Der Tatbestand des Betrugs nach § 263 StGB ist erfüllt - der Strafrahmen beträgt bis zu 5 Jahre Haft oder Geldstrafe.

Möglicherweise ( je nach Bestellverlauf ) kommt erschwerend hinzu, dass XY die Tat ggf. in Tateinheit mit der Fälschung beweiserheblicher Daten ( § 269 StGB ) begangen hat. Dies wird ebenfalls mit Freiheitsstrafe bis zu 5 Jahren oder mit Geldstrafe bestraft.

Eine Selbstanzeige ( ggf. nach anwaltlicher Beratung ) ist dringend zu empfehlen. Dieser Schritt wird - wie Radiomann1 bereits anführte - bei der Strafzumessung ggf. strafmildernd berücksichtigt werden.
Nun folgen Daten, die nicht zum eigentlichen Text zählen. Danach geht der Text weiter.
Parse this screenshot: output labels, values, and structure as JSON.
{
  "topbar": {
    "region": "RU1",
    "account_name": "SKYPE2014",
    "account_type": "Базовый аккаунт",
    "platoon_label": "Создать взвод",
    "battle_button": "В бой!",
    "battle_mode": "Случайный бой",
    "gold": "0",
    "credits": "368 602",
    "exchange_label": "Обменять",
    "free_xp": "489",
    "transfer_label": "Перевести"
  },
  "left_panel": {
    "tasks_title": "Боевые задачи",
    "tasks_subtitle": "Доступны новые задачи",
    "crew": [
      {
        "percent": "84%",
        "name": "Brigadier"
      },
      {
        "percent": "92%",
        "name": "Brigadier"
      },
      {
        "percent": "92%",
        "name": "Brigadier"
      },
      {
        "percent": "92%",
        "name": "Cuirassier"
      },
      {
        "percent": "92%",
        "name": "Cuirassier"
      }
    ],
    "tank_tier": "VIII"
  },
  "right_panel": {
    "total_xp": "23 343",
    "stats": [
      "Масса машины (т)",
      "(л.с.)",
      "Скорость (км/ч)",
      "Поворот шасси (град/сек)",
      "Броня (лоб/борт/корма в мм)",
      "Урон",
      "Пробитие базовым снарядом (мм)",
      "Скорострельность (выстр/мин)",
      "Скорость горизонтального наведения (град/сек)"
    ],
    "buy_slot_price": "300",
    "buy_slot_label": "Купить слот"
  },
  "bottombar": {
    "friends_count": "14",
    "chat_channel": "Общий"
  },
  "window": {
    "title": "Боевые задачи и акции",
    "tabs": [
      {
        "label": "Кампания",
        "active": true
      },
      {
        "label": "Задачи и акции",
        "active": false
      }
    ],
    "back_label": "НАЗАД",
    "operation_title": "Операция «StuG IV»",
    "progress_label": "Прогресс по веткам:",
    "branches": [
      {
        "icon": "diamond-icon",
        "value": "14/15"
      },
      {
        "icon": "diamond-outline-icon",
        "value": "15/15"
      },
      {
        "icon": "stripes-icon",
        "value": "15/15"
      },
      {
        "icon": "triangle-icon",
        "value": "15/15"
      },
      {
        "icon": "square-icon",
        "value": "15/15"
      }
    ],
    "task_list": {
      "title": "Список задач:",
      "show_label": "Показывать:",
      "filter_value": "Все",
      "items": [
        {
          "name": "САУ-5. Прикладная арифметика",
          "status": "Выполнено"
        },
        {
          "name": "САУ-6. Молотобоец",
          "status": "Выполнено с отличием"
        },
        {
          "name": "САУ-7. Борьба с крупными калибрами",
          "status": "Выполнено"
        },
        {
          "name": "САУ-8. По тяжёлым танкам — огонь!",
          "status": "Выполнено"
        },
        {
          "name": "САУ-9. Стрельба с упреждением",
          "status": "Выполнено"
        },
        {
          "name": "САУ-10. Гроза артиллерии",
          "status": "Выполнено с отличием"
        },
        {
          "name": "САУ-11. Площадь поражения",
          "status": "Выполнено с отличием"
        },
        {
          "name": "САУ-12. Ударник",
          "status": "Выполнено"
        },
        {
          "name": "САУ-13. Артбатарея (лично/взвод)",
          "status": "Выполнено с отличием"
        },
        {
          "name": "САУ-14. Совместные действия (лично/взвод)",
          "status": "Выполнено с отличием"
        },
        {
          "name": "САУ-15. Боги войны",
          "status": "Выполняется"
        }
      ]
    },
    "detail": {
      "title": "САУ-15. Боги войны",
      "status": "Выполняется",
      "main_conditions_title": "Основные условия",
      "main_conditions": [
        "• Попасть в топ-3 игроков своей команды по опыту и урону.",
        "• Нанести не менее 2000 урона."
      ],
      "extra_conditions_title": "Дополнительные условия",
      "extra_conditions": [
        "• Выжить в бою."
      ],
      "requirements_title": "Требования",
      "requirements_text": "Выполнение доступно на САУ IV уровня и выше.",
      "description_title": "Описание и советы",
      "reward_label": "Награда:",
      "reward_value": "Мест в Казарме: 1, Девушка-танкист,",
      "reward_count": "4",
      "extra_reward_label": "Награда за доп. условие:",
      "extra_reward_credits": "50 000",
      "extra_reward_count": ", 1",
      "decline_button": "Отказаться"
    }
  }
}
Eine Bewährungsstrafe ist m.E. nicht ausgeschlossen...

Leider ist der Sachverhalt etwas dünn, so dass man hier keine genauere Einschätzung abgeben kann.

Bezüglich Geldstrafe und Privatinsolvenz:

Eine Geldstrafe soll Sanktionscharakter haben- falls XY zur Zahlung einer Geldstrafe verurteilt würde, so wäre diese daher von der Restschuldbefreiung nicht erfasst.

Anstelle einer uneinbringlichen Geldstrafe würde wiederum Ersatzfreiheitsstrafe treten.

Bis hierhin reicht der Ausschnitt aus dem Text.